Born and raised in West Virginia, I grew up surrounded by verdant hills and people working hard to extract coal from them. I tended to appreciate the hills more for their trails to ride and slopes to ski than the metric tonnage of coal that they contained.
Fast forward to junior year at Vanderbilt: I get my first passport and study abroad in New Zealand. A seed was planted. When senior year came and my fellow Economics majors were lining up jobs on Wall Street, I wanted exactly the opposite. So when a friend suggested that we try teaching English in Venezuela, I was up for it. A job in Caracas was the front door to a continent that I would spend 9 months traveling around via bus, boat, fruit truck, motorcycle, etc. It may be a bit of an understatement to say that I learned a lot on this trip. Over the next few years I would repeat the pattern of coming home to work on something that I thought would interest me, only to eventually feel stymied and yearn to be back on the road where I was in charge of my own schedule.

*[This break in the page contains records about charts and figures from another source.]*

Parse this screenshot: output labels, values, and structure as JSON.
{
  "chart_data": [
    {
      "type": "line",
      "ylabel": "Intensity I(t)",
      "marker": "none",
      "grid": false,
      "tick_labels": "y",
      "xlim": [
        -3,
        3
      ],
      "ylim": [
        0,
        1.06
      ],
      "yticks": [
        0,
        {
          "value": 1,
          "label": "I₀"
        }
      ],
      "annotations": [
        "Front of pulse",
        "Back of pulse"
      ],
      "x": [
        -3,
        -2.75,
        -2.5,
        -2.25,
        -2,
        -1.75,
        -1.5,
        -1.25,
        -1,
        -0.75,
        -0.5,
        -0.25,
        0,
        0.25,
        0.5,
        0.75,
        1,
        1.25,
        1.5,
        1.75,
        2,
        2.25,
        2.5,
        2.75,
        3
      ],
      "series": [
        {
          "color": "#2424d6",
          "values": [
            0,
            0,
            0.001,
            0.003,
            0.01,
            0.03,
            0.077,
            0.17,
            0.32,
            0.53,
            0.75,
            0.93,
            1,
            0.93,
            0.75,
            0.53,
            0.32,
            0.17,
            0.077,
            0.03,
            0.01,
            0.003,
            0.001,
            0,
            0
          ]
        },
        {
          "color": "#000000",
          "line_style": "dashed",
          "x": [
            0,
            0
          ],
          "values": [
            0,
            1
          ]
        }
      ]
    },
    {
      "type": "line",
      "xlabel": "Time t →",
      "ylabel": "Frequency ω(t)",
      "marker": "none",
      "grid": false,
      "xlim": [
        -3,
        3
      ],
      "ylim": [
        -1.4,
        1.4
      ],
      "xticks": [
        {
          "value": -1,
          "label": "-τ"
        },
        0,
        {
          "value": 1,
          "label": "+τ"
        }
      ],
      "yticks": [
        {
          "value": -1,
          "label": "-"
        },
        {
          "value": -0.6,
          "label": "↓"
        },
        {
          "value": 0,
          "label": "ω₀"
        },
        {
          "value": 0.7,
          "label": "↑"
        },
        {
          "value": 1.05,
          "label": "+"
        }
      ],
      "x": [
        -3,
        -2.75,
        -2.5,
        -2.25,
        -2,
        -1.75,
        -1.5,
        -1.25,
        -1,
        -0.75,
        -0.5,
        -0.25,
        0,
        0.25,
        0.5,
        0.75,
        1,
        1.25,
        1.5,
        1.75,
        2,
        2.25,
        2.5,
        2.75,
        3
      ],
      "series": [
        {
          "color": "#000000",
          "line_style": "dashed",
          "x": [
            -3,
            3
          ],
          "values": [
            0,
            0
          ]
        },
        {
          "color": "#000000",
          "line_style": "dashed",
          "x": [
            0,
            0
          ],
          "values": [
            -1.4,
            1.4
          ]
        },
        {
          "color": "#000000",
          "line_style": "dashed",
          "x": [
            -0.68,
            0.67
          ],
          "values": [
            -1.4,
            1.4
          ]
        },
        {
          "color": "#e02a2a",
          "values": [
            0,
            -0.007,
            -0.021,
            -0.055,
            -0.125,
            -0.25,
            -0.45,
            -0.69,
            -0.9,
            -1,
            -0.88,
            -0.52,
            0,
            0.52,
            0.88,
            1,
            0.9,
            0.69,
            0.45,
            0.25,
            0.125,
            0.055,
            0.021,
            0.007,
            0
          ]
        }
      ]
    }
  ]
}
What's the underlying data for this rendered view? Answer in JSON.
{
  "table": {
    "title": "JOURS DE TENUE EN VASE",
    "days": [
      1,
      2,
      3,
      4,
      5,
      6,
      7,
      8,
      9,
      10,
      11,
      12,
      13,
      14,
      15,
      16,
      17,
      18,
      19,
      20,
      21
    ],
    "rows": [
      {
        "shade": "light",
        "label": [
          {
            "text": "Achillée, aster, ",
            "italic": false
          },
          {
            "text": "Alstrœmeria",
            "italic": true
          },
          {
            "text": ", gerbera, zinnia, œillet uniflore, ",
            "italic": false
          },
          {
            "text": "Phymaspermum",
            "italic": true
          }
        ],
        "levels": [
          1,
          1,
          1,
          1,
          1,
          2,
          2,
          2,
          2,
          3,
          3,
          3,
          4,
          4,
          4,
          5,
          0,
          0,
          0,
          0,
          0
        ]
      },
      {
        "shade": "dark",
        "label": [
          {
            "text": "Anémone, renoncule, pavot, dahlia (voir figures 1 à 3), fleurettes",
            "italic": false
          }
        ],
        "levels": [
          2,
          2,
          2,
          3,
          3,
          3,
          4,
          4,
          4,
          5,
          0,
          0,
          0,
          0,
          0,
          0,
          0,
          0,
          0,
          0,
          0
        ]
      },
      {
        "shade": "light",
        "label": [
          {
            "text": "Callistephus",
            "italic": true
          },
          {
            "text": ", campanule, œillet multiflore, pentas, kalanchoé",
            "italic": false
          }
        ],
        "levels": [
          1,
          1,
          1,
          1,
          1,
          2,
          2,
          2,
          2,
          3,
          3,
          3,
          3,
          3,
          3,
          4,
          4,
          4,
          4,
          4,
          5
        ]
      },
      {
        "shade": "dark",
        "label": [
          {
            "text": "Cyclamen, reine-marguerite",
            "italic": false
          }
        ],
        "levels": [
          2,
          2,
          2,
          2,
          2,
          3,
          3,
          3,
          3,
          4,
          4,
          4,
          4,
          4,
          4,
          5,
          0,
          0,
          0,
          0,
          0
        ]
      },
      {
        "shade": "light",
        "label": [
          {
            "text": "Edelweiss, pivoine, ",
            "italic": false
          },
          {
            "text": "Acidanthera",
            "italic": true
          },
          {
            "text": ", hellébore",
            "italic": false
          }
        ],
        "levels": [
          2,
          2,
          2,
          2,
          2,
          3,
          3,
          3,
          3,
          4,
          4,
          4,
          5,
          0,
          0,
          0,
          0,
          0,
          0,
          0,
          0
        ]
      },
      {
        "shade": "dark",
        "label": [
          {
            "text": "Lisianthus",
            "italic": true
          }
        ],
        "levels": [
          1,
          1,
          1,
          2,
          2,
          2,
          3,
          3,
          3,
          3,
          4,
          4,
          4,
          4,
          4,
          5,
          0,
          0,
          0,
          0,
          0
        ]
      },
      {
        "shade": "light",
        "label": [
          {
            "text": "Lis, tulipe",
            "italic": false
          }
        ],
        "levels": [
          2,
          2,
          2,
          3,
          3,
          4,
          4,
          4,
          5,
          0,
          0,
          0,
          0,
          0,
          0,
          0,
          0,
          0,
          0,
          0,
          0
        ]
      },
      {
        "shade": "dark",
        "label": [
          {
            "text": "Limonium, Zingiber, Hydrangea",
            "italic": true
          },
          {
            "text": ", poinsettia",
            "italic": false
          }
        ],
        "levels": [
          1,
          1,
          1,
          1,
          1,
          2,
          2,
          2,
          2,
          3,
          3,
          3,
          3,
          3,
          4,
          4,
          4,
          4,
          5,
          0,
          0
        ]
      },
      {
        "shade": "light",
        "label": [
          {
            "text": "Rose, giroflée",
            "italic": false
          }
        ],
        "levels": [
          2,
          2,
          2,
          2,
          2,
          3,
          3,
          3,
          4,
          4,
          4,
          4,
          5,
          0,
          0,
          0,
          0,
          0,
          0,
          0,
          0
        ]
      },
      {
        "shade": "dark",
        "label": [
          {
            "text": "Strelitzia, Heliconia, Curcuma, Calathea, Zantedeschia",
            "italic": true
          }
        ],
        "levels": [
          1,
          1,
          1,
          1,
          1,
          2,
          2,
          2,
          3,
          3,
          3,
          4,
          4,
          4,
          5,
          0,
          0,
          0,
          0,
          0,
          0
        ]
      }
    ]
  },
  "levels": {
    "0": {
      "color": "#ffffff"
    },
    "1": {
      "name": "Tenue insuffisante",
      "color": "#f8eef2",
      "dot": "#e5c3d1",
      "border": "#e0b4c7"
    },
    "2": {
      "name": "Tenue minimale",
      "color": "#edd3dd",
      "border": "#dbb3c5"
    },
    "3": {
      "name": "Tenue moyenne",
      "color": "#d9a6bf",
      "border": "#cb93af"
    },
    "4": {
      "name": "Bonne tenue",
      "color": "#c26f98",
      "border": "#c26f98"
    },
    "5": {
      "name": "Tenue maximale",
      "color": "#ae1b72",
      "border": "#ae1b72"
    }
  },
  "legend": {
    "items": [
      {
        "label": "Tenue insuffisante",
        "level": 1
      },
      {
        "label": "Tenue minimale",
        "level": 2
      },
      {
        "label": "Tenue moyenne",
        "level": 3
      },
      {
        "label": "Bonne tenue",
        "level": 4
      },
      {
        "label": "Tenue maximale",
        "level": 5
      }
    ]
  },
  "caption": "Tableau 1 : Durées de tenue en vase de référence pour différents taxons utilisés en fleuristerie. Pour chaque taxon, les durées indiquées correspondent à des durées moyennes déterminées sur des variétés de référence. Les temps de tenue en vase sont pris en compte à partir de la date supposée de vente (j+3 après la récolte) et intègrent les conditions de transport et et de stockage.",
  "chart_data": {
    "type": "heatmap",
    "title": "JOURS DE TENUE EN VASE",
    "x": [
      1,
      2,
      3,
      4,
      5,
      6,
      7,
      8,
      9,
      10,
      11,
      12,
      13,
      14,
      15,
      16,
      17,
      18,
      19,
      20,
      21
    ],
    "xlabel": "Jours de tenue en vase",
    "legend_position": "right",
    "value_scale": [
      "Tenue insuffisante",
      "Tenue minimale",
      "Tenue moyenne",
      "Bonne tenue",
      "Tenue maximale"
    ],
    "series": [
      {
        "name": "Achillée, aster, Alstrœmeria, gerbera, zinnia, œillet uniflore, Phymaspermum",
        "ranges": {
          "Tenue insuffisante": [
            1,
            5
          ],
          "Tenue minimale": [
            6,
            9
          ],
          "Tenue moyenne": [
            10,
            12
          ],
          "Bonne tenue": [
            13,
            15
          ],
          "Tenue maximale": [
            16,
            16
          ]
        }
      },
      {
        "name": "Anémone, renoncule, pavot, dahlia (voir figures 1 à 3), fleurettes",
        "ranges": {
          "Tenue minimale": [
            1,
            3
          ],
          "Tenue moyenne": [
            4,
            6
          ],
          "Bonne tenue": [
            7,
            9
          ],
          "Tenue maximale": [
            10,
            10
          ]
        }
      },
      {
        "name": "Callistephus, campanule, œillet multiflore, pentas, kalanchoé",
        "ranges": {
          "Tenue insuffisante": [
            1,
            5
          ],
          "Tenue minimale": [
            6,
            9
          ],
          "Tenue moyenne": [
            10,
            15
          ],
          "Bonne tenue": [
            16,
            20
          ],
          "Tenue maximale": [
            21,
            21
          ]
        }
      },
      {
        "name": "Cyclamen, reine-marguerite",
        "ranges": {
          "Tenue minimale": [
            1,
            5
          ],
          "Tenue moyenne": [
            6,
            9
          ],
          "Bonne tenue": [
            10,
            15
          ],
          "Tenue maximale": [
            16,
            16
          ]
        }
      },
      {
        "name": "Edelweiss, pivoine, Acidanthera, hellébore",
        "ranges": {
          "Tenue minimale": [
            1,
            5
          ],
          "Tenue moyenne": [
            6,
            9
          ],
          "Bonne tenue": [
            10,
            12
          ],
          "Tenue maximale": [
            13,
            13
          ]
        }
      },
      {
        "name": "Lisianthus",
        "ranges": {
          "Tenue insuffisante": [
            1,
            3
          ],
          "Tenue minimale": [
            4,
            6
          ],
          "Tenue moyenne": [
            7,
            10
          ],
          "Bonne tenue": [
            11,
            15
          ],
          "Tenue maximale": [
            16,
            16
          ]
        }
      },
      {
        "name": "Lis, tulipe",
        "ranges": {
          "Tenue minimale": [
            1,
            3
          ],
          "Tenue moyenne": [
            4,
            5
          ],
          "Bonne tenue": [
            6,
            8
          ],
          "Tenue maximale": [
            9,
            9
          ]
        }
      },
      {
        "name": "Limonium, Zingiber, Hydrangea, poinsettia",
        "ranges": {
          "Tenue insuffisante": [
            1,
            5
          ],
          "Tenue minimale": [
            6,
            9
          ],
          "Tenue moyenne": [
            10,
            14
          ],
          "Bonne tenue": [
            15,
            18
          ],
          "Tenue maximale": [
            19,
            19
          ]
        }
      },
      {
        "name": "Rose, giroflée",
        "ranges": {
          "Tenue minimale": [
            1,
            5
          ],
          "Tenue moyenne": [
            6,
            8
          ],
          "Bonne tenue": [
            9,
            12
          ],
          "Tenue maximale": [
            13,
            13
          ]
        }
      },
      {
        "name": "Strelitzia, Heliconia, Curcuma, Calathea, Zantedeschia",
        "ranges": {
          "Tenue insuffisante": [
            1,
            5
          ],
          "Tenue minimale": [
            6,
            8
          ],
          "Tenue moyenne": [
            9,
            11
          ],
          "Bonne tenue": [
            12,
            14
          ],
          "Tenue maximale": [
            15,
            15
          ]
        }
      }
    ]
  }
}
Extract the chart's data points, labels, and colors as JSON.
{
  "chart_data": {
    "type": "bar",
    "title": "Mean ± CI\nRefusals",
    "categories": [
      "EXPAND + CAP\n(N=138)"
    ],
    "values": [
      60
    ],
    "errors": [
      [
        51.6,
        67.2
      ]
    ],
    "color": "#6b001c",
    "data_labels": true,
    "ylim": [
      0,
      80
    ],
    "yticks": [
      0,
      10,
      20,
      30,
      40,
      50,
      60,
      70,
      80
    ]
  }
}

The last big trip south came with a mission to work in Nicaragua with a group called blueEnergy and to learn more about alternative energies. I had kept a list of business ideas for years, and it was there, working amongst volunteers from all over the world, that I came up with the idea for Sunbank Solar.
Sunbank brought me back to the hills of West Virginia. Although ideologically it may be one of the tougher places for renewable energy, West Virginia is where my network is and would provide a rigorous testing ground for the “proof of concept.” Sunbank is taking root in West Virginia and our systems are starting to be incorporated into the construction plans for new schools and other prominent commercial projects; however, change comes slowly to West Virginia and progress is often met with a suspicious glare.
Solar Dividend was born out of the desire to hasten the adoption of this incredible technology and that is where my relationship with Wild Gift begins.